Federal Reserve might be in dark on loans to foreign central banks
For all the transparency forced on the Federal Reserve by Congress and the courts, one of the central bank’s emergency-lending programs remains so secretive that names of borrowers may be hidden from the Fed itself, Bloomberg reported.
As part of a currency-swap plan active from 2007 to 2010 and revived to fight the European debt crisis, the Fed lends dollars to other central banks, which auction them to local commercial banks. Lending peaked at $586 billion in December 2008.
Though the transactions with other central banks are all disclosed, the Fed doesn’t track where the dollars ultimately end up, and European officials don’t share borrowers’ identities outside the continent, Bloomberg said.
The lack of openness may leave the U.S. government and public in the dark on the beneficiaries and potential risks from one of the Fed’s largest crisis-loan programs.
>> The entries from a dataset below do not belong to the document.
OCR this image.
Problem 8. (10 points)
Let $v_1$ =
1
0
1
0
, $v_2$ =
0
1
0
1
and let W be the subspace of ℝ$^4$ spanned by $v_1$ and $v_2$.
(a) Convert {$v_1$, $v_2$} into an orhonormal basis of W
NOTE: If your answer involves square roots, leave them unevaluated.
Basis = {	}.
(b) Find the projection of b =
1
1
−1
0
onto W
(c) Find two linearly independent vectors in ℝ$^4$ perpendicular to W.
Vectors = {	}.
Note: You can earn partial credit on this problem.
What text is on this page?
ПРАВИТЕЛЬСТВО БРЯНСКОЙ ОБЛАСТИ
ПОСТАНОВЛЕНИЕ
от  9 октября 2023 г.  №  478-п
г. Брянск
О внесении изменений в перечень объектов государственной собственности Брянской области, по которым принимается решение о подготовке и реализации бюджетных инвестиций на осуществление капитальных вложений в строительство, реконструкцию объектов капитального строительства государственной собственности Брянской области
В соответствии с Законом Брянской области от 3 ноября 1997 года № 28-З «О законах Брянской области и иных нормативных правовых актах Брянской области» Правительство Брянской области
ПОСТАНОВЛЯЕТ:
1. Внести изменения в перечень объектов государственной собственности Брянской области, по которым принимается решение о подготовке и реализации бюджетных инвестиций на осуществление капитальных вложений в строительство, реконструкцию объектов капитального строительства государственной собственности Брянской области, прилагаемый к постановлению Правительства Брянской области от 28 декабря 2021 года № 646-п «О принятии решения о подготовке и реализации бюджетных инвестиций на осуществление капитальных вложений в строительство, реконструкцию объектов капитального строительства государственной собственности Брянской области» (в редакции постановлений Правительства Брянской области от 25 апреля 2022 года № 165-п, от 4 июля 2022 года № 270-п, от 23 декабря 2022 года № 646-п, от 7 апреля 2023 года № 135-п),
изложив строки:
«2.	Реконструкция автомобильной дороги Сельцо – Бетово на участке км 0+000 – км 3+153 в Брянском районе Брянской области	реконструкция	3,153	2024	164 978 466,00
The European Central Bank’s three-month dollar lending through the swap lines surged last week to $50.7 billion from $400 million after the Nov. 30 announcement that the Fed, in concert with the European Central Bank and four other central banks, lowered the interest rate by a half percentage point.
The secrecy surrounding foreign central banks’ emergency lending contrasts with unprecedented transparency at the Fed, which was compelled by the 2010 Dodd-Frank Wall Street Reform and Consumer Protection Act and court-upheld Freedom of Information Act requests to release details on more than a dozen programs used to combat the U.S. financial crisis from 2007 through 2010.
Fed Chairman Ben Bernanke this year began holding regular press conferences and has said he is considering ways to make the Fed’s objectives more clear to the public.